Cartography has long been a valuable resource for illustrating and studying military events within their topographic and environmental context. Although there is no large collection of Indian battle maps in the Geography and Map Division, the existing examples are useful tools for depicting the hostilities between Indians and non-Indians. Many of the Indian-related military maps in the Geography and Map Division were issued by the federal government to illustrate the results of specific battles, but there are also examples of maps depicting military campaigns, maps of the "seat of war," and reconnaissance maps, There are also numerous maps that simple give the locations of battle sites. No examples were located of maps portraying conflicts exclusively between rival Indian groups.
Many of the Indian war maps are filed in the Uncataloged / Title collection under the subject heading "United States — Wars, Indian." Within this file of miscellaneous battle maps, the largest group relates to the French and Indian War.
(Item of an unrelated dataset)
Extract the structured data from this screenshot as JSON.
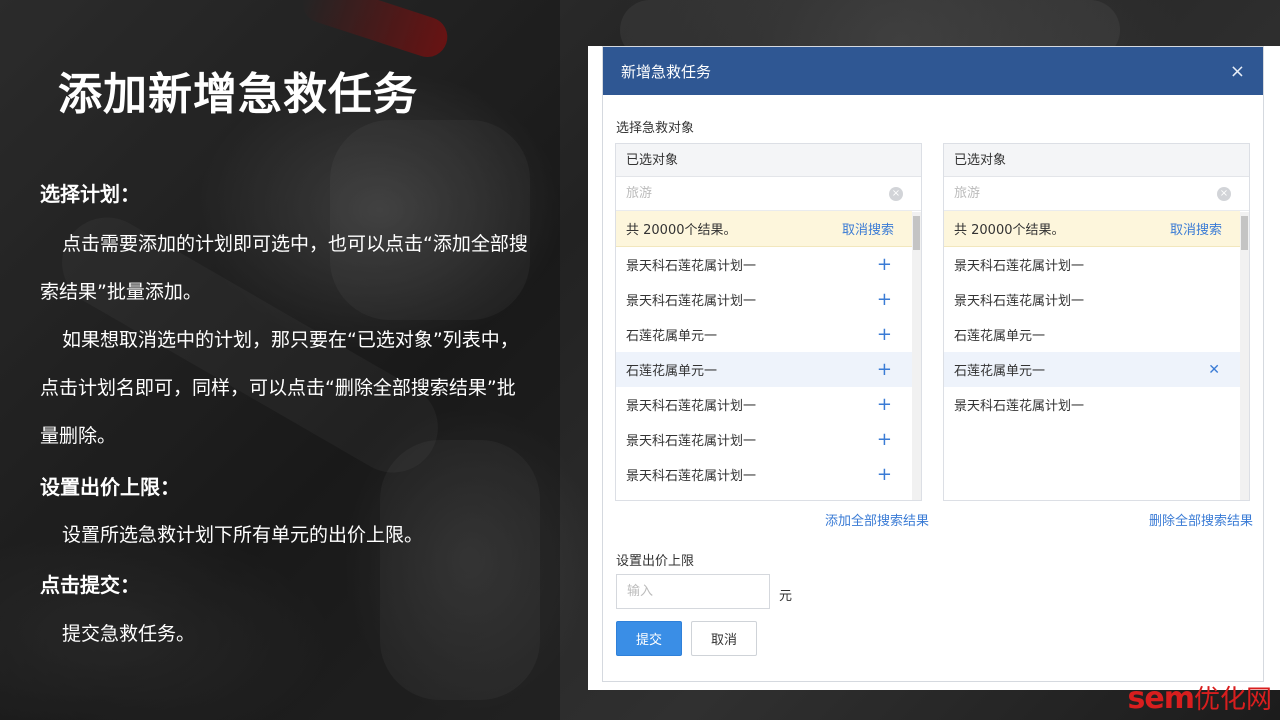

The maps of this conflict, as well as those of the Revolutionary War, contain very little data about the involvement or impact of Indian participants. This file also contains a good collection of maps of the Seminole Wars in Florida, with particular emphasis on maps of the Second Seminole War from 1835 to 1842. The single engagement between Native Americans and White forces most often represented on maps is the Battle of Little Big Horn (Battle of Greasy Grass), Montana.
The maps in this section have been digitized by the Library and are available for viewing and download online. Select the link on the map or in the caption to view a copy of the map that can be enlarge to view the detail.
This is a manuscript copy of the first map engraved in New England and the first printed in America. It was drawn by minister William Hubbard to accompany his A narrative of the troubles with the Indians in New-England, which documented the conflict known as King Philip's War, 1676-76. Brought about by the expansion of the Massachusetts Bay Colony into lands owned by the Wampanog and Narragansett Indians, the war witnessed atrocities committed on both sides. Map records the Indian attacks on English settlements, numbered in correspondence with notes in his narrative. English settlements are illustrated as houses or churches, while Native villages are rendered as trees, an allusion to their natural, or "primitive," origins. Also included are English and Native American place names, the northern and southern boundaries of the Massachusetts Bay Colony, and pictorial representation of vegetation and relief.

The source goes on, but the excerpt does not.